Health Checks

Reference: Envoy Health Checking

Grey Matter supports the configuration of active health checks on an upstream cluster. Health checking is configured per cluster object in the field health_check, and will be used by Envoy to determine whether or not to route to the cluster. Grey Matter offers two different types of health checking, HTTP and TCP.

Configuration

Health checking in Grey Matter is set through the cluster object health_check field. This field takes a list of desired health check objects. A cluster with a health check enabled should look like the object below:

{
  "cluster_key": "example-cluster",
  ...
  "health_checks": [
    {
      "timeout_msec": 2000,
      "interval_msec": 10000,
      "unhealthy_threshold": 6,
      "healthy_threshold": 1,
      "health_checker": {
        "http_health_check": {
          "path": "/health"

        }
      }
    }
  ],
  ...
}

Note: The following fields are required: timeout_msec, interval_msec, health_checker.

Fields

timeout_msec

The time in milliseconds to wait for a health check response. If the timeout is reached without a response, the health check attempt will be considered a failure. This value is required and must be greater than 0.

interval_msec

The time interval in between health checks after the first health check. The first round of health checks will occur during startup before any traffic is routed to a cluster, so the first interval of health checks will be the value of no_traffic_interval_msec. This value is required and must be greater than 0.

interval_jitter_msec

An optional jitter amount that is added to each interval value calculated by the proxy. Defaults to 0.

unhealthy_threshold

The number of failed health checks required before a host is marked as unhealthy. Note that for http health checking, if a host responds with a 503 status this value is ignored and the host is considered unhealthy immediately.

healthy_threshold

The number of successful health checks required before a host is marked healthy. During startup, only a single successful health check is required to mark a host healthy.

reuse_connection

A boolean value indicating whether or not to reuse a health check connection between health checks. Defaults to true.

no_traffic_interval_msec

When a cluster has never had traffic routed to it (ie on startup), this is the interval used for health checking instead of interval_msec. Once the cluster has been used for traffic routing, the interval will shift to the interval_msec value. This should be a longer interval, which allows cluster info to be checked without sending large amounts of active health checking traffic for no reason. Defaults to 60s.

unhealthy_interval_msec

When a cluster is marked as unhealthy, this is the interval used for health checking instead of interval_msec. As soon as the host is marked as healthy, the interval will shift back to the interval_msec value. Defaults to the value of interval_msec.

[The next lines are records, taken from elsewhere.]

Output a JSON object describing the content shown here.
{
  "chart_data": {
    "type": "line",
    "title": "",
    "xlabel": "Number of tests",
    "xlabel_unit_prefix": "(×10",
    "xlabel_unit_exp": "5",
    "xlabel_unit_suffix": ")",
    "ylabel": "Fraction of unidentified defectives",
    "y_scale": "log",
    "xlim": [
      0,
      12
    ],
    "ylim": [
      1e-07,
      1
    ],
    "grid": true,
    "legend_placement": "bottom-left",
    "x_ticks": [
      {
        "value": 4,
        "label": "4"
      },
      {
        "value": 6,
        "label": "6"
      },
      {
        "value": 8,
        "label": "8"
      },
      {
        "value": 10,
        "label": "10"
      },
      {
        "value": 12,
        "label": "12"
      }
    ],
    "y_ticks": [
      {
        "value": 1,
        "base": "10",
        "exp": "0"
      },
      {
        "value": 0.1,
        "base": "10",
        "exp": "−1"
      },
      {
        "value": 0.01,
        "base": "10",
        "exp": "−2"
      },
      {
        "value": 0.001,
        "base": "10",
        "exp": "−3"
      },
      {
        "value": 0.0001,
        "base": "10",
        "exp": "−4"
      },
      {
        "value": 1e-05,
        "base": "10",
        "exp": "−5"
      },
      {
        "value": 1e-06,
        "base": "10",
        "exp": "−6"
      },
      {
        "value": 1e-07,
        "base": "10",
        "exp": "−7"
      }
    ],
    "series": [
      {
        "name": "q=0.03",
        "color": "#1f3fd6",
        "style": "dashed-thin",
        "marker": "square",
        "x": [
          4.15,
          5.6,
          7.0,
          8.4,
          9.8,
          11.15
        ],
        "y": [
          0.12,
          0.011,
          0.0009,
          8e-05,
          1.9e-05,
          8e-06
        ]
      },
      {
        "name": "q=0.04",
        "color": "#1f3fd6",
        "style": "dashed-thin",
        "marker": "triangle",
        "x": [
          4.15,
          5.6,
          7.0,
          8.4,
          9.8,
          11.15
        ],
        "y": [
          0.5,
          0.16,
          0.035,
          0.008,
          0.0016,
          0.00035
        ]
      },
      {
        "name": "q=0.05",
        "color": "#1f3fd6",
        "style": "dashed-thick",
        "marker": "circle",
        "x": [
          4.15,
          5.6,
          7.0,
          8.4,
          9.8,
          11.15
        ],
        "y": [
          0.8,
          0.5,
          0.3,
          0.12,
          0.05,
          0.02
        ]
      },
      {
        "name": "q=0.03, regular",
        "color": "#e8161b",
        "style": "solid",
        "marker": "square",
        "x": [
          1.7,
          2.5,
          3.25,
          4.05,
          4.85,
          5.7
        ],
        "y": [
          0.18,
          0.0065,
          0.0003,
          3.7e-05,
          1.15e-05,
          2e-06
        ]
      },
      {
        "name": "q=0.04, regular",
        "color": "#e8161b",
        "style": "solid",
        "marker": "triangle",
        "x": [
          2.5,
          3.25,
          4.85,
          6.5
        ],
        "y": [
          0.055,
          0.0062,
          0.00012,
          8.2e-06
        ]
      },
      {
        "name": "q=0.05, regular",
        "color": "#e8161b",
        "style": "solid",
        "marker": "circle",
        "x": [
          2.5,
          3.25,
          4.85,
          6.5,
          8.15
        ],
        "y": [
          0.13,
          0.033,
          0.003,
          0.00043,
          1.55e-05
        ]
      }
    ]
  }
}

unhealthy_edge_interval_msec

The health check interval used for the first health check immediately after a host is marked as unhealthy. After this initial health check, the interval will shift to unhealthy_interval_msec. Defaults to the value of unhealthy_interval_msec.

healthy_edge_interval_msec

The health check that is used for the first health check immediately after a host is marked as healthy. After this initial health check, the interval will shift back to the standard interval_msec. Defaults to the value of interval_msec.

health_checker

An object that defines the type of health checking to use. This object is required and one and only one of the following fields must be set.

Fields:

http_health_check

Configures the HTTP health check endpoint for each instance in a cluster.

Fields:

  • host

    • the value of the host header in the HTTP health check request

    • defaults to an empty string

    • if empty, the name of the cluster being health checked will be used.

  • path

    • the HTTP path that will be requested during health checking

    • this value is required and cannot be an empty string

  • service_name

    • an optional value which is compared to the X-Envoy-Upstream-Healthchecked-Cluster header to validate the identity of the health checked cluster

  • request_headers_to_add

    • a list of HTTP readers that should be added to each health check request that is sent to the cluster

tcp_health_check

Configures the TCP health check endpoint for each instance in a cluster.

Fields:

  • send

    • a base64 encoded string representing an array of bytes to be sent in health check requests

    • if empty, implies a connect-only health check

  • receive

    • an array of base64 encoded strings, each representing an array of bytes that is expected in health check responses

    • a "fuzzy" matching is preformed when checking the response, such that each binary block must be found and in the order specified, but not necessarily contiguously

Stats

If health checking is enabled on a cluster, a series of health check statistics will be reported in its /stats endpoint, and will look like the following:

cluster.service.health_check.attempt: 20998
cluster.service.health_check.degraded: 0
cluster.service.health_check.failure: 10583
cluster.service.health_check.healthy: 1
cluster.service.health_check.network_failure: 10583
cluster.service.health_check.passive_failure: 0
cluster.service.health_check.success: 10415
cluster.service.health_check.verify_cluster: 0

If the Envoy log level in the Sidecar is set to debug, the logs will also show when health checking has been implemented.

Health Check Results

When active health checking is configured on a cluster, Envoy will route to the target instance if the health check is successful, and will not route to the instance while the health check is failing.

Envoy uses the active health check results combined with the service discovery status to make other decisions about routing, more details on this information can be found in the service discovery docs.